Мелькнули тень и Графиня в мелколесье и пропали. Лес принял их в свою благодатную, прохладную,  росную сень как долгожданных, просыпающиеся пичуги тоненько прочирикали привет. Осыпанные бусинками росы ветви плакучих берез и заросли изобильного разнотравья горели и переливались в косых потоках лучей мириадами бриллиантовых огоньков и хрустальных осколков. Неизъяснимая, броская для внимательного взгляда краса, всегда щемила душу Графини мимолетной прелестью и неизбывностью увядания. Не успеешь налюбоваться, и вот уже – прощай. Когда, кем и почему так заведено? Только зеркало жизни, попеременно отражая в своей сияющей глубине то - цветущую молодость, то - лик зрелости, а далее – и дремучей старости, знает, когда и кем.
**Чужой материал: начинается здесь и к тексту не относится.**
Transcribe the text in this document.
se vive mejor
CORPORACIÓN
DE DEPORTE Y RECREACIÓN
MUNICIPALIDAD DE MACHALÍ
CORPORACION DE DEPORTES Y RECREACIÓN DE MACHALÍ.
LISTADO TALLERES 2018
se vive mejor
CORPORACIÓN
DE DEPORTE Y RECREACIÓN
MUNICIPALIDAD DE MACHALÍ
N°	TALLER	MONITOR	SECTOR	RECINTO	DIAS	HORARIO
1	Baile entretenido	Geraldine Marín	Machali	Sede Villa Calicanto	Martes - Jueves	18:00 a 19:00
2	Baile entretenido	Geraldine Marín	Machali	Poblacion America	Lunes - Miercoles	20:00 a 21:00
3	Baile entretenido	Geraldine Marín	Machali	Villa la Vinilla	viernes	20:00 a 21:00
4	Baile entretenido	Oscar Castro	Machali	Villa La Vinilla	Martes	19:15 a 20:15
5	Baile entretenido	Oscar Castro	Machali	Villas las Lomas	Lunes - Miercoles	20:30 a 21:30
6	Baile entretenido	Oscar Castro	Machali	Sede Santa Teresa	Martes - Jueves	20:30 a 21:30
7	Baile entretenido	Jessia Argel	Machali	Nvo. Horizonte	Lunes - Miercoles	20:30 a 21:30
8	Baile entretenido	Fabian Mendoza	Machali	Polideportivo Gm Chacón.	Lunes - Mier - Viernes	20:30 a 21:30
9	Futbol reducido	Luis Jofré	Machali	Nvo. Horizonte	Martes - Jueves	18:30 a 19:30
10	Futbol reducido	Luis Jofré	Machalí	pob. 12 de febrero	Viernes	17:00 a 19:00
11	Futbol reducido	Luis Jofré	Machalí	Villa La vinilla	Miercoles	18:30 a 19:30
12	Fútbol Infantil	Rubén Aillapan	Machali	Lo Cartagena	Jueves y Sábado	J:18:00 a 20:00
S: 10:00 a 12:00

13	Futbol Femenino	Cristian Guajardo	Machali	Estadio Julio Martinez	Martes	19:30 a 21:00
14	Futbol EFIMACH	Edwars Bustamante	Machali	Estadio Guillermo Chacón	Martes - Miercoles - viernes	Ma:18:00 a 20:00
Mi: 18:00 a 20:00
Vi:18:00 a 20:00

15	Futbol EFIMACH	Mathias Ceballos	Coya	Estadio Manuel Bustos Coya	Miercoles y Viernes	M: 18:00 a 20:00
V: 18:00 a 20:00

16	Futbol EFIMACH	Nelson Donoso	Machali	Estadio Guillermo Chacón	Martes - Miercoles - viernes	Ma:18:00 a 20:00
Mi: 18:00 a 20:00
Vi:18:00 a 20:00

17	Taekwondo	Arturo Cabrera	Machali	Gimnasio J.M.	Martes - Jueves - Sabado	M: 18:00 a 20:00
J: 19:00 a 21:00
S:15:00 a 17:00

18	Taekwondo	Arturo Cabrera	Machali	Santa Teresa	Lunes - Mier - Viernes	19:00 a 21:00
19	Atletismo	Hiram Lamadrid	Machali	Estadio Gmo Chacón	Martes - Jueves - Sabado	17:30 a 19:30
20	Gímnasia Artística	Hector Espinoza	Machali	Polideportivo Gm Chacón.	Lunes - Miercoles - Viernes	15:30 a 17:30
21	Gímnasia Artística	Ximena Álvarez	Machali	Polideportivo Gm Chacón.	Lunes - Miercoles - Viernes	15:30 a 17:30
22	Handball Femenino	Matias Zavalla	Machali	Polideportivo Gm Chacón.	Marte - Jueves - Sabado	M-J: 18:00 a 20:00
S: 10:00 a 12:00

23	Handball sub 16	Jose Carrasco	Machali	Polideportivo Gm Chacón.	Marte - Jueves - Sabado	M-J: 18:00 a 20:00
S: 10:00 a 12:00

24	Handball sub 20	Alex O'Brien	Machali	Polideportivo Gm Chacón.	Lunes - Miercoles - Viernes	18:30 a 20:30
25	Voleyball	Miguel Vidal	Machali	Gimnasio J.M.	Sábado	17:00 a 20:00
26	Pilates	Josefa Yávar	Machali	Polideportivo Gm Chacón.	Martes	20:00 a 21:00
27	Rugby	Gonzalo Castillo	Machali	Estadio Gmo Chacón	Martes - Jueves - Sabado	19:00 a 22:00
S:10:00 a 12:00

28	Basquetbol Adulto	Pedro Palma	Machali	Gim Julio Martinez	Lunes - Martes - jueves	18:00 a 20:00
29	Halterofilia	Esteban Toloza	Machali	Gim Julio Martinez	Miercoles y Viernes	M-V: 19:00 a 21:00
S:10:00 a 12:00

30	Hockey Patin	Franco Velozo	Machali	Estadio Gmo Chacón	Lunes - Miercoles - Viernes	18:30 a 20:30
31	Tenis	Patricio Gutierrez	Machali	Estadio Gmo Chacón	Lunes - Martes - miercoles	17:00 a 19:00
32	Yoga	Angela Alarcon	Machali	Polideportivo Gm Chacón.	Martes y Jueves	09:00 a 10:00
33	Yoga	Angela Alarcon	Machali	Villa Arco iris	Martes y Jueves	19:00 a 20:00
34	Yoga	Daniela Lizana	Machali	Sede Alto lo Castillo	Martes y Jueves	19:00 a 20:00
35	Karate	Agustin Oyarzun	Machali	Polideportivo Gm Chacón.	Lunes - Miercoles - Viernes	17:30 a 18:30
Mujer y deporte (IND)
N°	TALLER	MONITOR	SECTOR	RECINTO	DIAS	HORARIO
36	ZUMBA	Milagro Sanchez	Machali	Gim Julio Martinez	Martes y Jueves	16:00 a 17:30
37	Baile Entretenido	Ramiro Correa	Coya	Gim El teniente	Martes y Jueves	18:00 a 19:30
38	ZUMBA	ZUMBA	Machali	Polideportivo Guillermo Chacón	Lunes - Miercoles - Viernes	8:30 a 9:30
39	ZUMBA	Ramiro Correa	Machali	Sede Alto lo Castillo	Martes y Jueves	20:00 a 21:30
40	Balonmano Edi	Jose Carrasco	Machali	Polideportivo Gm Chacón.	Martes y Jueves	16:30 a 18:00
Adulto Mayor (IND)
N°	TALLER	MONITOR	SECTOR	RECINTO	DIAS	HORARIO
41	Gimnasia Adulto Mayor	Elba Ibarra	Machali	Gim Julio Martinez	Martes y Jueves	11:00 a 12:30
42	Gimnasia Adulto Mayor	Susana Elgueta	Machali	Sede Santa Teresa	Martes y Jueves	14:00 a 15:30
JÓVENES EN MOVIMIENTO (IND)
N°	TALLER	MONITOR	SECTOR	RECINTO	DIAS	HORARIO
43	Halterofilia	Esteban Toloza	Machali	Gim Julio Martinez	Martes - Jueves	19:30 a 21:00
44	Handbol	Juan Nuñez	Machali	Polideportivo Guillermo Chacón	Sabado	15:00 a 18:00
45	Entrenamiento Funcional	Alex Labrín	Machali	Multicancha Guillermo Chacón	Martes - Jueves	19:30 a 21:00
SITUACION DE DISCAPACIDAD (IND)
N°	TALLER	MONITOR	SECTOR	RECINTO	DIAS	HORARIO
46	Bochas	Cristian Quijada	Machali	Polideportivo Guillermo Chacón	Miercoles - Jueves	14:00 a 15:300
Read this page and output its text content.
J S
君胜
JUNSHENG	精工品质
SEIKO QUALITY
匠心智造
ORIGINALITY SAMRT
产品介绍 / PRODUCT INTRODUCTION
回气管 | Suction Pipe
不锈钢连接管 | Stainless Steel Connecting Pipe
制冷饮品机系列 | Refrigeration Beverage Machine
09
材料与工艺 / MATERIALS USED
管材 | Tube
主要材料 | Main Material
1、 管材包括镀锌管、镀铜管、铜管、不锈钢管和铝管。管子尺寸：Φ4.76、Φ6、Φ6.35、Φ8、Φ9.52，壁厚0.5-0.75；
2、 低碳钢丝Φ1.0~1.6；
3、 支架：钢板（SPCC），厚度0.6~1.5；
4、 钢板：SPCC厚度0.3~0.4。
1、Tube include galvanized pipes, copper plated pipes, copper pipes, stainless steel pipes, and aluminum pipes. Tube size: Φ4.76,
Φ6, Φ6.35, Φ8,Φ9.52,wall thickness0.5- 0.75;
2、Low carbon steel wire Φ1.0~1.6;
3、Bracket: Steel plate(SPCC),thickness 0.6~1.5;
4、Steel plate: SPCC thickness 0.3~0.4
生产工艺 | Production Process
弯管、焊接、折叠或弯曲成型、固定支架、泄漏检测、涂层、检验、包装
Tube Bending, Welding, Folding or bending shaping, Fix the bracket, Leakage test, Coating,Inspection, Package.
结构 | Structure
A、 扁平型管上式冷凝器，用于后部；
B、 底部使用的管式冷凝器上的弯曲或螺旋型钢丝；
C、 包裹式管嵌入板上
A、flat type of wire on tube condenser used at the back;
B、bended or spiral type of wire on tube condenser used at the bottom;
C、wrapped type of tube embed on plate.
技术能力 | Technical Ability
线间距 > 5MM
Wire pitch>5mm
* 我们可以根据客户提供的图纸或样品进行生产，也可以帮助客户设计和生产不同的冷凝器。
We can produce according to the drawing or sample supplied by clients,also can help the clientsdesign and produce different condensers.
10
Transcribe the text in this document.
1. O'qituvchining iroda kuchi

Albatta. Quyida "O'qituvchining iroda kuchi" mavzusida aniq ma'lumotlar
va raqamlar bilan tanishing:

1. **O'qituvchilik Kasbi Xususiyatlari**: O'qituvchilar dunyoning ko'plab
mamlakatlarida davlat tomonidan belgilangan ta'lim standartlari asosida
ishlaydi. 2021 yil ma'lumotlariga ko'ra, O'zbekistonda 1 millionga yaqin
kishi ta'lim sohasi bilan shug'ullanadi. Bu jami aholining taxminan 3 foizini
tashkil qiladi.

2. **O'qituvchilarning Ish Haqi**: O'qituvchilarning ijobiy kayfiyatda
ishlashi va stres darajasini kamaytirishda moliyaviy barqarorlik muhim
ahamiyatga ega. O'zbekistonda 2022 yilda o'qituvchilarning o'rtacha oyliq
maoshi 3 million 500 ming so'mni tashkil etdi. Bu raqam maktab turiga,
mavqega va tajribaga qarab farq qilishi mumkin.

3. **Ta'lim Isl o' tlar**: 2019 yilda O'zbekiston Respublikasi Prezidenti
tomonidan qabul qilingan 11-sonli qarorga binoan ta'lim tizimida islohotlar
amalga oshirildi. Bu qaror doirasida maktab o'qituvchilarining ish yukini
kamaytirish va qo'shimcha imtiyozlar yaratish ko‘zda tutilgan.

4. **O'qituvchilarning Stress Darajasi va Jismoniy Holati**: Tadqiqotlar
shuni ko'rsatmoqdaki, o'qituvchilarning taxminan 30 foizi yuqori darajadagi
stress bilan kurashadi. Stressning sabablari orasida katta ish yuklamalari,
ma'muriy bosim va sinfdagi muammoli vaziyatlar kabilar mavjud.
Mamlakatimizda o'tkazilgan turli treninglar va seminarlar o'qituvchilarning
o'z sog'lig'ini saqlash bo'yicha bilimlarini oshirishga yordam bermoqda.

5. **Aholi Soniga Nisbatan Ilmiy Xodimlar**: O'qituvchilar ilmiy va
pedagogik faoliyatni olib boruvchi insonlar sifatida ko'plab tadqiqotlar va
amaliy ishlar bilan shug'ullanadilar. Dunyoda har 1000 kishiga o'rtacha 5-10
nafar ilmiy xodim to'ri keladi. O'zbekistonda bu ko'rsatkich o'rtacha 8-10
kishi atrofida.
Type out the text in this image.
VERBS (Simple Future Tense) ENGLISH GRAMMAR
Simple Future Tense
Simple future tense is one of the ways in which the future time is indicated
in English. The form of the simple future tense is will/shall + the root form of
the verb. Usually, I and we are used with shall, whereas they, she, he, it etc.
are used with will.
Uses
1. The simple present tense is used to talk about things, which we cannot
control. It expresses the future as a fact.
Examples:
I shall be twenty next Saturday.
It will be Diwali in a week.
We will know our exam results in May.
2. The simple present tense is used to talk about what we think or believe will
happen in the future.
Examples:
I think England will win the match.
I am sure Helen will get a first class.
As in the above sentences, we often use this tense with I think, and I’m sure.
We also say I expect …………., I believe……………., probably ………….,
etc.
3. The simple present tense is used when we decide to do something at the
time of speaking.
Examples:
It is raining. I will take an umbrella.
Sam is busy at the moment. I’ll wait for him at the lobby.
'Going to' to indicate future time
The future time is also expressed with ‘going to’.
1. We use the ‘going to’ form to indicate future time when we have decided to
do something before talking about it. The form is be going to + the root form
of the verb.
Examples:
Но не скажет, и у него не спрашивай, сам ищи, авось, да блеснет тебе счастье. Но не рад ты будешь ответу…
Литовская елань – обширная росчисть, сделанная в 30-тых руками раскулаченных, брошенная в 50-тых, поросшая матерым уже подлеском, славилась как ягодная кладезь. Что было с того, что в густом малиннике ничком изгнивали многочисленные католические кресты? Тайга видывала и не такие виды, а сибирский люд – наследственный и не очень, не боялся ни черта, ни бога, что уж ему какие-то гнилые обломки?
Из под листа – с куста, с куста – в туес, из туеска – в турсук…А вот тот куст – мой, ты и рядом не стой! Древний азарт, состязание в мастерстве – а ну,  кто быстрее? – захватило их. Захватило и развело в стороны, а сторона в тайге – границ не имеет. Только когда притомишься, опомнишься, тогда начинаешь горланить: «Ау! Где вы?» 
Роса сошла, тяжкое парное дыхание листвы перешибало дух. Прохладная тяжесть турсука начинала оттягивать руки, мешала «тулка», превратившись из вещи необходимой в досадную. Молодой огляделся, прикидывая, куда идти?- и был поражен протяжным недалеким криком, круто порхнувшим в зенит и камнем упавшим долу. Ему ли было не узнать этот голос?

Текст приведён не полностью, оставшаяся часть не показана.